Justice Breyer, in his dissent in McCutcheon this morning:
The Framers...both...requir[ed] frequent elections to federal office, and...enact[ed] a First Amendment that would facilitate a "chain of communication between the people, and those, to whom they have committed the exercise of the powers of government." J. Wilson, Commentaries on the Constitution of the United States of America 30–31 (1792). This "chain" would establish the necessary "communion of interests and sympathy of sentiments" between the people and their representatives, so that public opinion could be channeled into effective governmental action. The Federalist No. 57, p. 386 (J. Cooke ed. 1961) (J. Madison).... Accordingly, the First Amendment advances not only the individual's right to engage in political speech, but also the public’s interest in preserving a democratic order in which collective speech matters.
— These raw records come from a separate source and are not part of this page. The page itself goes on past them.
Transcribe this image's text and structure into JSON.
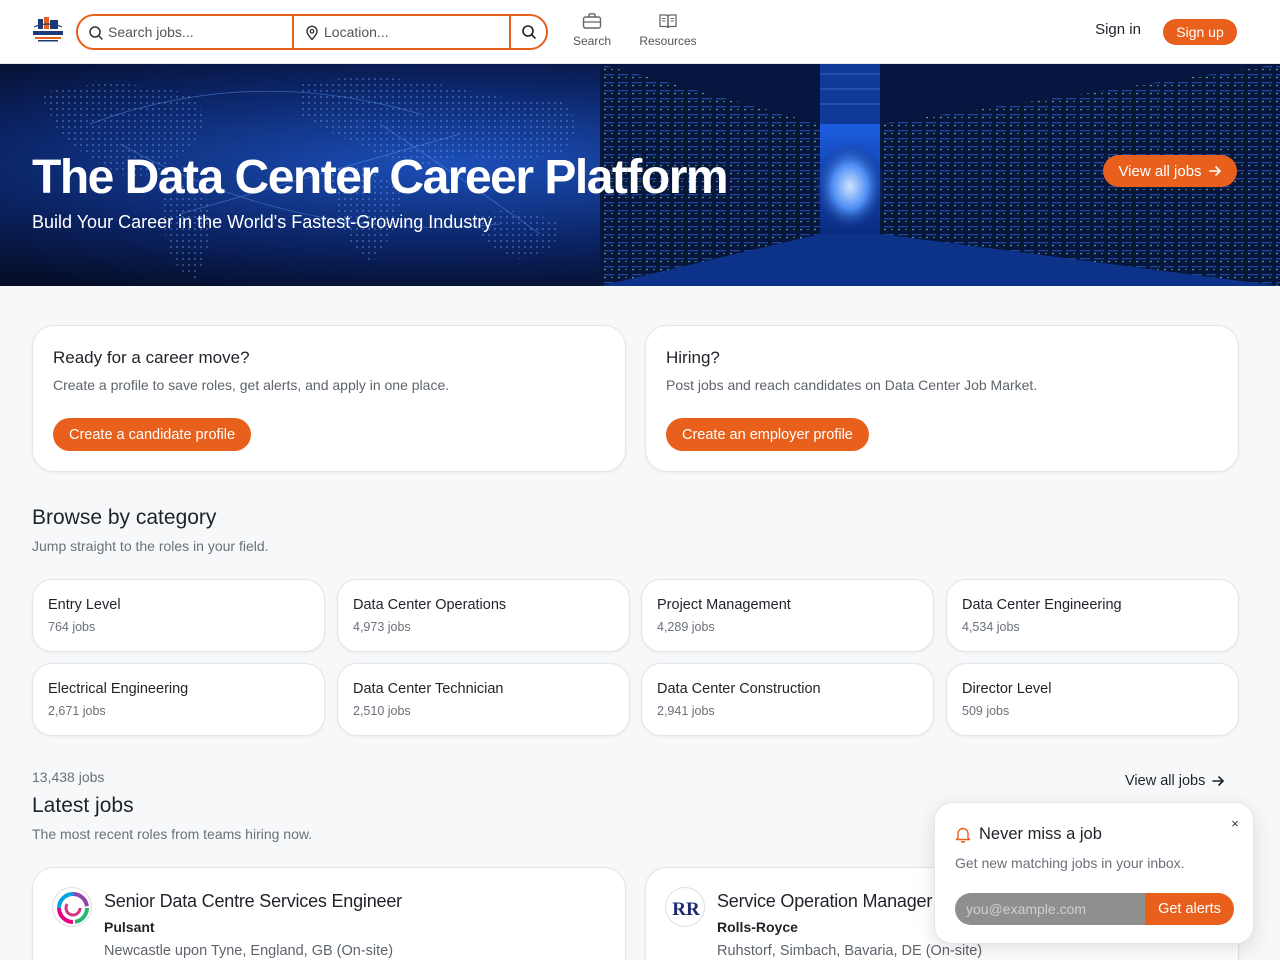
{
  "header": {
    "search_placeholder": "Search jobs...",
    "location_placeholder": "Location...",
    "nav": [
      {
        "label": "Search",
        "icon": "briefcase-icon"
      },
      {
        "label": "Resources",
        "icon": "book-icon"
      }
    ],
    "sign_in": "Sign in",
    "sign_up": "Sign up"
  },
  "hero": {
    "title": "The Data Center Career Platform",
    "subtitle": "Build Your Career in the World's Fastest-Growing Industry",
    "button": "View all jobs"
  },
  "cta": {
    "candidate": {
      "title": "Ready for a career move?",
      "text": "Create a profile to save roles, get alerts, and apply in one place.",
      "button": "Create a candidate profile"
    },
    "employer": {
      "title": "Hiring?",
      "text": "Post jobs and reach candidates on Data Center Job Market.",
      "button": "Create an employer profile"
    }
  },
  "categories": {
    "title": "Browse by category",
    "subtitle": "Jump straight to the roles in your field.",
    "items": [
      {
        "name": "Entry Level",
        "count": "764 jobs"
      },
      {
        "name": "Data Center Operations",
        "count": "4,973 jobs"
      },
      {
        "name": "Project Management",
        "count": "4,289 jobs"
      },
      {
        "name": "Data Center Engineering",
        "count": "4,534 jobs"
      },
      {
        "name": "Electrical Engineering",
        "count": "2,671 jobs"
      },
      {
        "name": "Data Center Technician",
        "count": "2,510 jobs"
      },
      {
        "name": "Data Center Construction",
        "count": "2,941 jobs"
      },
      {
        "name": "Director Level",
        "count": "509 jobs"
      }
    ]
  },
  "latest": {
    "count": "13,438 jobs",
    "title": "Latest jobs",
    "subtitle": "The most recent roles from teams hiring now.",
    "view_all": "View all jobs",
    "jobs": [
      {
        "title": "Senior Data Centre Services Engineer",
        "company": "Pulsant",
        "location": "Newcastle upon Tyne, England, GB (On-site)"
      },
      {
        "title": "Service Operation Manager",
        "company": "Rolls-Royce",
        "location": "Ruhstorf, Simbach, Bavaria, DE (On-site)"
      }
    ]
  },
  "alert_popup": {
    "title": "Never miss a job",
    "subtitle": "Get new matching jobs in your inbox.",
    "email_placeholder": "you@example.com",
    "button": "Get alerts",
    "close": "×"
  },
  "colors": {
    "accent": "#e8601c",
    "hero_bg": "#061330",
    "text": "#1f2329"
  }
}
Actually, the framers devised the constitutional structure to prevent public opinion from being channeled into effective government action. One cannot honestly read The Federalist without understanding that the system was designed in order to ensure that public opinion would only be translated into government action when it had been sufficiently challenged, weighed, and considered for its correspondence to principles of justice. "Collective speech" was a part, but only a part, of this process. Had every Athenian been a Socrates, every assembly would still have been a mob, the Federalist tells us. If the First Amendment had been designed to help discover the Rousseauian General Will (as Breyer implies in another paragraph), it would not have taken the form "Congress shall make no law...abridging the freedom of speech, or of the press, or of the right of the people peaceably to assemble, and petition the government for a redress of grievances." For one thing, the petition right would then be redundant to the speech right. For another, this provision protects "the" right of speech--not some newfangled "collective speech" notion established by the Constitution for the purpose of furthering democratic interests. Most importantly, the "chain of communication" was established to bind down the political process--to restrain it, not to animate it--to protect individuals, not the collective. One simply cannot read the Federalist, or any other writing of the framing period, and not understand this.
In The Conscience of The Constitution, I argue that Justice Breyer is at the forefront of the Progressive effort to re-design protections for the individual's right to free speech into a privilege government gives us when such a privilege suits the collective. Here we see it right from the horse's mouth.